Lab100’s eight stations and their purposes are:
- Station One: A patient’s photograph is taken to put a face with the medical record. The picture also allows researchers to perform more speculative work by extracting facial features and correlating them with health metrics.
- Station Two: The patient’s vital signs (temperature, height, weight, blood pressure, pulse, and oxygen levels) are taken.
- Station Three: A venous blood sample is extracted to measure electrolytes, nutrient, and cholesterol levels. Patients do not need to fast for the blood draw. The blood test is analyzed onsite and the results are available within 30 minutes.
- Station Four: The patient steps on a 3D full-body scanner where a depth-sensing camera scans the body and creates a high-resolution 3D avatar of the individual.

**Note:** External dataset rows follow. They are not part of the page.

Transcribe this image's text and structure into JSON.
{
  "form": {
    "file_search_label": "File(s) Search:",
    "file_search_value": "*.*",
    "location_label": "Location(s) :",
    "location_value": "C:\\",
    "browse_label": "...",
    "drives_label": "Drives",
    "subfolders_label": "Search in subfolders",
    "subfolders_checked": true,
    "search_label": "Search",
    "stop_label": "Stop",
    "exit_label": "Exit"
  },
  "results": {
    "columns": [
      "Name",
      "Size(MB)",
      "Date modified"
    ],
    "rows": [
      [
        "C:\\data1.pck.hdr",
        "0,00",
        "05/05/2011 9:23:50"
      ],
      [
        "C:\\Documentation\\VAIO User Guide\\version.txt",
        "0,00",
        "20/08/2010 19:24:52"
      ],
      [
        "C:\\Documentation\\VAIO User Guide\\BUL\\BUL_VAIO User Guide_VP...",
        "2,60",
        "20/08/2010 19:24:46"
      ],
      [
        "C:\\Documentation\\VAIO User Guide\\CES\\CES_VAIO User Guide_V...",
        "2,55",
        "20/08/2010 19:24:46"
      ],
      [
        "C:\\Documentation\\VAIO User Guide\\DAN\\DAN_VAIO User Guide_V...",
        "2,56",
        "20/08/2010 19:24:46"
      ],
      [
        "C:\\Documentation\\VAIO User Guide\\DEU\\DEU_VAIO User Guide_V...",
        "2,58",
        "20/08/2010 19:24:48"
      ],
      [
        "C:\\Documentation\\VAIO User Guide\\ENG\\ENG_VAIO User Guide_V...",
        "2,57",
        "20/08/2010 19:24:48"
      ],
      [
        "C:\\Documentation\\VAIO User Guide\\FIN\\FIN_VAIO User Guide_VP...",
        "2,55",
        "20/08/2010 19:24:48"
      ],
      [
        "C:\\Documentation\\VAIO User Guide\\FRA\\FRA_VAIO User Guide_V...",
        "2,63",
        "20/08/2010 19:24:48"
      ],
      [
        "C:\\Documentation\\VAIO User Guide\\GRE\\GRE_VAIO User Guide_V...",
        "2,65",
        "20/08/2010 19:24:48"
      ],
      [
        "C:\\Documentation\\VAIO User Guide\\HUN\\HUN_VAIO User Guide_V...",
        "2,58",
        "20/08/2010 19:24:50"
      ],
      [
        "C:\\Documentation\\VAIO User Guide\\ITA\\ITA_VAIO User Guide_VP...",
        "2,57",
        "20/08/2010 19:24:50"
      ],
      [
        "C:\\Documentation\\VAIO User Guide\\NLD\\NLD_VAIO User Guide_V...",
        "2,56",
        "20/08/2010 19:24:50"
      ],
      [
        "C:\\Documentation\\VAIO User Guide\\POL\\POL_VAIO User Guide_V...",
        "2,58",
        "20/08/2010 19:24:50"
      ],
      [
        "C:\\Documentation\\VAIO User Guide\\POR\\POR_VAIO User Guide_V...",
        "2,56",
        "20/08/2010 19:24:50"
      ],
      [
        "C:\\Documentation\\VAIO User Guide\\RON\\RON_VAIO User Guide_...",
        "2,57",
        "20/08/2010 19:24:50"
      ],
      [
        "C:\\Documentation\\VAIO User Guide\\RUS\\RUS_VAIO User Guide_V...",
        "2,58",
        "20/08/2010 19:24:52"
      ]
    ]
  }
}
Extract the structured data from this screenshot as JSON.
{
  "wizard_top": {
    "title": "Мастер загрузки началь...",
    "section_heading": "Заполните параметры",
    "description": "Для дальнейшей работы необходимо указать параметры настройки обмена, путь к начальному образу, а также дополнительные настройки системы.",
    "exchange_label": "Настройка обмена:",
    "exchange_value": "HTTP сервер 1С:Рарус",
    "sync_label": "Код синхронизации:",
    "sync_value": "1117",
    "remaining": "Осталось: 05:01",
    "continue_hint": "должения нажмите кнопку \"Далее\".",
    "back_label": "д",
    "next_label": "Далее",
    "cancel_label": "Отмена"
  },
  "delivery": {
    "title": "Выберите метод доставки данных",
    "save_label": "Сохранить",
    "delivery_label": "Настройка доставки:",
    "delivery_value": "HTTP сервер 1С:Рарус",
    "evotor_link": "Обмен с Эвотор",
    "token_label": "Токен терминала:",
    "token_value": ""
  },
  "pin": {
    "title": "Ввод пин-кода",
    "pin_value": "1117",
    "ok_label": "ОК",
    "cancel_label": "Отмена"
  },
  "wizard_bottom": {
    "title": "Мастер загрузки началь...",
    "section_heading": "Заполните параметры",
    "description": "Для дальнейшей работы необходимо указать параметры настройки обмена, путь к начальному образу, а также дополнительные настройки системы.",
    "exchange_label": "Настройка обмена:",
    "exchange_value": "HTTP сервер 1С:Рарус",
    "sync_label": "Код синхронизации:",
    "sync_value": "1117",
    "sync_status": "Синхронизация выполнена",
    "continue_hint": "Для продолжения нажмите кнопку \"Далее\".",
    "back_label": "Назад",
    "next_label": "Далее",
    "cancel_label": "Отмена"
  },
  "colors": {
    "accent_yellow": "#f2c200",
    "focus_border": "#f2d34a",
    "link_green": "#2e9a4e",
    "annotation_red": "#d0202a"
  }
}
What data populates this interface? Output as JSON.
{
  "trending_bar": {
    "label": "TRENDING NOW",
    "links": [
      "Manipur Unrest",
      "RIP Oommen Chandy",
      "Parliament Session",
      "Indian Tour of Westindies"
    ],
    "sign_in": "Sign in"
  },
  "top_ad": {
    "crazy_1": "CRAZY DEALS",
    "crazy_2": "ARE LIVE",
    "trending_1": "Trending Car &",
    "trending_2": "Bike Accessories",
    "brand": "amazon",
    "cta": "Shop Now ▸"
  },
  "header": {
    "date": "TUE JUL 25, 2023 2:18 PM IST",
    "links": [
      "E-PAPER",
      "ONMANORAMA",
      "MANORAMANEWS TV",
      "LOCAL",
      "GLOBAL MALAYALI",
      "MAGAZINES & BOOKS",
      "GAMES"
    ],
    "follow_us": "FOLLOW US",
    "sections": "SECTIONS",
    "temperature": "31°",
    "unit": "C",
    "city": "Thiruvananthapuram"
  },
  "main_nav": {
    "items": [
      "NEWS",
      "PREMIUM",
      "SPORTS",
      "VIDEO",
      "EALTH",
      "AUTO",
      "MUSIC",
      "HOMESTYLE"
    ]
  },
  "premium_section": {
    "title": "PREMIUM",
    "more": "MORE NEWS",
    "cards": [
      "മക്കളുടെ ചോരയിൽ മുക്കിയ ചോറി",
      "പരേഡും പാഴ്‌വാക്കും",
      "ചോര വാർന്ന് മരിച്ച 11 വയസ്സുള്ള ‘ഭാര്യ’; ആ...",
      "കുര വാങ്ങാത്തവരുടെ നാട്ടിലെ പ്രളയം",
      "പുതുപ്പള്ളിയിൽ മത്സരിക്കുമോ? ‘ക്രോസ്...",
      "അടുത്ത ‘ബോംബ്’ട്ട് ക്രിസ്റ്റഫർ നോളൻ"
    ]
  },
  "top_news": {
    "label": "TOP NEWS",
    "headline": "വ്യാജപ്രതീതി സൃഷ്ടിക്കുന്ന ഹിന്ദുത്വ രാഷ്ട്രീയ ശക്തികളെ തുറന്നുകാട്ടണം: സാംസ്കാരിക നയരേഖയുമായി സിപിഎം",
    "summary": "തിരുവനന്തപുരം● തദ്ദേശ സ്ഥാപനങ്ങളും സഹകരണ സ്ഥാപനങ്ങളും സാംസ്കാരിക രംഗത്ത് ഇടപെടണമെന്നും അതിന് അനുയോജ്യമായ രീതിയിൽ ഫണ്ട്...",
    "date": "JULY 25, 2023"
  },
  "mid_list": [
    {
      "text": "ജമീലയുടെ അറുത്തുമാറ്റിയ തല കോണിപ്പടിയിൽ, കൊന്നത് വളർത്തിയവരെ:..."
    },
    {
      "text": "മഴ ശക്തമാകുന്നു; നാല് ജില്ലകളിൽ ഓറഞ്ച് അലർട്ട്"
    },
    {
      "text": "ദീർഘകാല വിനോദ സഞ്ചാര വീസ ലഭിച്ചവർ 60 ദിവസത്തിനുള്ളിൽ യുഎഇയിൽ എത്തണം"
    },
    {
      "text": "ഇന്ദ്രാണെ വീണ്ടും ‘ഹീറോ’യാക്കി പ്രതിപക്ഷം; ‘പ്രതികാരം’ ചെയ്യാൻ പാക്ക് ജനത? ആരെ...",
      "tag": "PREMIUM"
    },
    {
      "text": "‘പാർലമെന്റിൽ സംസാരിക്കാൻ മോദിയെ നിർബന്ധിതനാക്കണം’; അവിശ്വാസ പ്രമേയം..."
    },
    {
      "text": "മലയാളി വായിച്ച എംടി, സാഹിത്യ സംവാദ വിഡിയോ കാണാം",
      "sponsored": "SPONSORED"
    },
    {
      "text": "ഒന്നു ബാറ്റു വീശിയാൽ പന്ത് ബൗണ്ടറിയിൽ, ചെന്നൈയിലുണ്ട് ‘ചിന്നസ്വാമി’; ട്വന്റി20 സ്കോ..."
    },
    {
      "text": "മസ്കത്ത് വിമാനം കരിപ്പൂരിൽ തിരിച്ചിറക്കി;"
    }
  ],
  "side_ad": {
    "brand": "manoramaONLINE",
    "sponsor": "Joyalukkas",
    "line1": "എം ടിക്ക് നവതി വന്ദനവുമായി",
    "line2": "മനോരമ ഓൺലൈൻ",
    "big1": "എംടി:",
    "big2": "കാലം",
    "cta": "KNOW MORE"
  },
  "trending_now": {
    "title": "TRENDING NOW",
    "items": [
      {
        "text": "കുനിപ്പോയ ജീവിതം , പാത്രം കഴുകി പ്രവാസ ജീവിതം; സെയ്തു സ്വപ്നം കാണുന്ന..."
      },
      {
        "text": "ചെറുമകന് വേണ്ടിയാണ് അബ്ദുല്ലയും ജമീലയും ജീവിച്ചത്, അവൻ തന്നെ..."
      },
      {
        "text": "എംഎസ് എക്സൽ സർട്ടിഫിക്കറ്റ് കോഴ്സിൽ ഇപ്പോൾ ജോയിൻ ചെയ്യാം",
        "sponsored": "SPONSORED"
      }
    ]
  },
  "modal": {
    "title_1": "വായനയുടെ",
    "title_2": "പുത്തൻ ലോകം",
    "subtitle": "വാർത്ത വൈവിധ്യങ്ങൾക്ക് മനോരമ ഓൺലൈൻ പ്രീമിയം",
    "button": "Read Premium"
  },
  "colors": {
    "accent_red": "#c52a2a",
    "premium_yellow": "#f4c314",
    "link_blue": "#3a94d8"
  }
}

- Station Five: A body composition test is performed using bioelectrical impedance analysis. A small electrical current is run through the body to determine the distribution of water, fat, protein, and minerals in the body and to measure how muscle and fat are distributed throughout the body.
- Station Six: Cognition is analyzed using a traditional pegboard dexterity test. To perform this test, a patient dons headphones and interacts with an Apple iPad to test vocabulary, processing speed, flexibility, episodic memory, and attention.
- Station Seven: The patient’s overall strength is measured by utilizing virtual reality to determine grip strength and push the patient to give their maximum performance.
- Station Eight: The patient steps onto a balance pod to test their balance. An iPod with an accelerometer placed around the patient’s waist measures sway as the individual tries to stay as still as possible.
Engaging Patients in Their Own Healthcare
When patients complete their Lab100 experience, they should have a better understanding of their current health and any changes they can make in their lives to improve their health and possibly avoid future disease. The results allow a patient to learn their risks for some diseases and whether interventions—such as changes in diet and exercise—could alter those risks.
“The idea here is not to obsess over every number, but to holistically look at what’s going well, what isn’t going well, and come away with one to three domains that you as the patient want to focus on,” Stark noted.
The initial Lab100 visit serves as a baseline for comparing with future visits to measure improvements as a result of lifestyle changes. It also allows patients to compare their health metrics to others in the same age range.
Lab 100 is still in the testing stages and could be available to the public later this year. It is not intended to be a replacement for primary care and does not diagnose disease. It is intended to serve as a complement to a traditional office visit and focuses on preventative measures to avoid illness. The researchers involved in the Lab100 project hope the environment can ultimately be used to produce new diagnostics, therapeutics, and tools for measuring health.